While it is true that in 2022 the European Union (EU) and its member states, void of a credible political (and military) voice, had to face a dramatic crisis decided by others, the strategic choices that they made to counter that crisis have proved catastrophic.

The first of those choices was the adoption of 18 packages of economic sanctions against Russia, to date. The logic behind this choice was to weaken the aggressor and isolate it from the rest of the world. Today, Russia not only has proven unbeatable on the field, but it remains a strong global economy. Europe, on the other hand, has lost economic and political weight, by turning its back to a key economic partnership and becoming dependent on US expensive and polluting gas imports.

Support to the victim of the aggression, Ukraine, came through financial aid (100 billion euros) and the transfer of military capability (60 billion euros). This has not generated the much-flaunted and dreamed goal of full military victory against Russia. Instead, while Ukrainians continue to struggle in an impossible battle on the field, European support to the fight has aggravated the military position of the continent, which is now leading a dangerous global rise in military expenditure and rearmament to restock its arsenals and boost its depressed economy.

Diplomatic avenues have been repeatedly ignored since the sabotage of the Istanbul talks of April 2022. Other attempts to approach the enemy to initiate dialogue were promptly greeted with the faulty historical analogy that describes Putin as today’s Hitler.

The message is that Russia is preparing an invasion of the continent beyond Ukraine. That is, the biggest country in the world, scarcely populated and rich in natural resources, would engage in a battle with twenty-some other countries, allied with the world’s biggest nuclear power, to annexe more land, poor in resources and densely populated.

The idea of a future war serves two purposes. It fulfils revenge desires of a political class that equates modern-day Russia to the Soviet Union (see, among others, Estonia’s Kaja Kallas and Lithuania’s Andrius Kubilius). It also allows the continent to overcome one of history’s biggest hurdles: the rearmament of Germany.

Europe’s largest nation in recent years has shown the worst of its power politics through economic statecraft. That economic giant is now facing its worst recession since 1945 because of the illogical strategic choices of the past three years. Reconverting a moribund car industry, that has failed to keep pace with the times and innovate its products, into a military industry is the last resort for a nation that is already witnessing the rise of old nationalistic stances.

What are the outcomes of this failed strategy?
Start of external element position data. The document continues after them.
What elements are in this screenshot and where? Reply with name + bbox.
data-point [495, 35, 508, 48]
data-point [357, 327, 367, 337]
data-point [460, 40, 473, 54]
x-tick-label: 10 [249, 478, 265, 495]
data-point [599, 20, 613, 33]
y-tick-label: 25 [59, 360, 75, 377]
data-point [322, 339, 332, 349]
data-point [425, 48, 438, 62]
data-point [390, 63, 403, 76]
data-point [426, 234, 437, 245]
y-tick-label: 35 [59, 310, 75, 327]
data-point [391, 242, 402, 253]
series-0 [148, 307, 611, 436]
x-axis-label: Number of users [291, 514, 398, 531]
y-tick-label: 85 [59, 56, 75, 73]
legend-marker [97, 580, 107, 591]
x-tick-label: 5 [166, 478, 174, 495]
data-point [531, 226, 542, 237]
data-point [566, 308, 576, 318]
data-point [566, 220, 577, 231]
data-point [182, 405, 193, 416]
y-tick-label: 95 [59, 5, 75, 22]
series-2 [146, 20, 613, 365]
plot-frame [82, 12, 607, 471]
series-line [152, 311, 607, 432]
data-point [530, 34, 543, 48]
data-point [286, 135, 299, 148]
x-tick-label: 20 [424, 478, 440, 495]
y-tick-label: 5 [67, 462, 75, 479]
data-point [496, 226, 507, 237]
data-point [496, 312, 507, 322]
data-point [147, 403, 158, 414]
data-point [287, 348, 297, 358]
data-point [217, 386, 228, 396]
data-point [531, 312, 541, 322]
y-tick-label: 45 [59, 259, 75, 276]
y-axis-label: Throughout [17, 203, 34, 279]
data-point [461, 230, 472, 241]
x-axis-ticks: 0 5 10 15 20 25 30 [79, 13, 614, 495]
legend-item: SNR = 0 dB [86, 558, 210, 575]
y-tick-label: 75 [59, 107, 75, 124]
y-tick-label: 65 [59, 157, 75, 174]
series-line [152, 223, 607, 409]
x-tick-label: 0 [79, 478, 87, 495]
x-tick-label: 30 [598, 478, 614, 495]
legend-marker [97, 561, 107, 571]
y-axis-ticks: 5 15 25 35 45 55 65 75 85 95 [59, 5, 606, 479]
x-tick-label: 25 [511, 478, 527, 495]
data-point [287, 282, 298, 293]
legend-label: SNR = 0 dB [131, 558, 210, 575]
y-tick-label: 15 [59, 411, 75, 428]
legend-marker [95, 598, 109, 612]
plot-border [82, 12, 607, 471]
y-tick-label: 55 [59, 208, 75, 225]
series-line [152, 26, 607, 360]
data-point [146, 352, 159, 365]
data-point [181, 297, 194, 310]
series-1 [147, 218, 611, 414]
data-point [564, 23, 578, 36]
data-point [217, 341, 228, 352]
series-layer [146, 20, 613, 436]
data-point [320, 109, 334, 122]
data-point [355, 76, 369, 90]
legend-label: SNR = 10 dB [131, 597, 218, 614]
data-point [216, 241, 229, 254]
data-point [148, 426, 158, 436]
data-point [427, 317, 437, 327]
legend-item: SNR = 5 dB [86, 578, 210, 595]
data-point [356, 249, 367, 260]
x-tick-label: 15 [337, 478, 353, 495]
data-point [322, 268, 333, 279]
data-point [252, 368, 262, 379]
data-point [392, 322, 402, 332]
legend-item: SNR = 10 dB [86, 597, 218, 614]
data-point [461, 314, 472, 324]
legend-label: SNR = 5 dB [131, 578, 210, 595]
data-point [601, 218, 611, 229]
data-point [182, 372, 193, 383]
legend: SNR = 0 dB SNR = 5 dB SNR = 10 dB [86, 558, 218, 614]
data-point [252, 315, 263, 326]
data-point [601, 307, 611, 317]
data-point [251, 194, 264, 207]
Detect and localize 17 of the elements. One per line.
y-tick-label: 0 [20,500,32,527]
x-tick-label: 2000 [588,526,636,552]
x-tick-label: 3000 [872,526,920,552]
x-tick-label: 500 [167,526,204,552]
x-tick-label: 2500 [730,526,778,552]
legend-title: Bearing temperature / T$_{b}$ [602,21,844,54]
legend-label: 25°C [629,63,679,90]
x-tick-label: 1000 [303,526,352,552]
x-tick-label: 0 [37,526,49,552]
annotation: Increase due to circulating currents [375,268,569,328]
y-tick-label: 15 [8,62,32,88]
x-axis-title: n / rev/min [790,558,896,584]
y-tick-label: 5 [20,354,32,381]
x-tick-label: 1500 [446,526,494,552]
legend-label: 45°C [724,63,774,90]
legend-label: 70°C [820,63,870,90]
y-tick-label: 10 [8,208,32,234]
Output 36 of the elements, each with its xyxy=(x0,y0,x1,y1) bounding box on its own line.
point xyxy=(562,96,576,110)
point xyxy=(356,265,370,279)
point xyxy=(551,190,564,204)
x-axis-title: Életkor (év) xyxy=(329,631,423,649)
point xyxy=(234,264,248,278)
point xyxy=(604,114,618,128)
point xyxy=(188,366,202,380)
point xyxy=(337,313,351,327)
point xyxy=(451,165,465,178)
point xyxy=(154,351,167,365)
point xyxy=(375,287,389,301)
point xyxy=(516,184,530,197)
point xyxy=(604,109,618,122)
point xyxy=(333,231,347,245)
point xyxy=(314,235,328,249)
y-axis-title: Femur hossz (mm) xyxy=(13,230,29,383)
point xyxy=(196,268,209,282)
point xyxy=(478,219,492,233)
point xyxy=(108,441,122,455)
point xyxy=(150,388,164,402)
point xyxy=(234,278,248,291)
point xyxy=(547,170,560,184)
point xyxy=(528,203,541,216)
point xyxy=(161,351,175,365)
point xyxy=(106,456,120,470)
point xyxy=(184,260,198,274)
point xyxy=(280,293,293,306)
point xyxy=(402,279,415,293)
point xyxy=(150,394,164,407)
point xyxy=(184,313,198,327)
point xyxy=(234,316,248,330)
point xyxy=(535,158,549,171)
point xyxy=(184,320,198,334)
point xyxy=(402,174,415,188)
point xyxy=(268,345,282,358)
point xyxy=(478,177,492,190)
A regional conflict has turned into the biggest threat to global peace and security since the end of the Cold War. Ukraine is a destroyed country, in the hands of a corrupt oligarchy, where 70 per cent of the population want an immediate end to the war, and seven million left despite the common wisdom of the fighting nation.

A whole continent has abandoned the path of collaboration and dialogue that freed the resources to generate decades of prosperity, to elect war as its future mission. The suppression of European geopolitical autonomy and the transformation of Europe into an American affluent satellite.

Finally, the humiliation of seven leaders summoned by their master to accept reality (his reality) against their professed belligerent intentions. In one sentence, the strategy failed because the war is lost, a simple fact that European leaders cannot admit.

The names of Ursula Von der Leyen, Emmanuel Macron, Mark Rutte, Alexander Stubb, Giorgia Meloni, Friedrich Merz and Keir Starmer might be briefly mentioned in history books one day as an example of the worst effects of political insipidness and subservience. The time has come to talk peace and slow down with war preparation. In other words, it is time for politics to regain centre stage after decades of economic rule.

What is worrying is that this is finally happening under the drive of anti-democratic oligarchs like Trump and Putin, against the whims of the leaders of some of the most advanced democracies. Those leaders, those seven dwarves who were in Washington on 18 August to accompany the president of a destroyed Ukraine, are liable for this democratic debacle, and there is no logical explanation why they did it.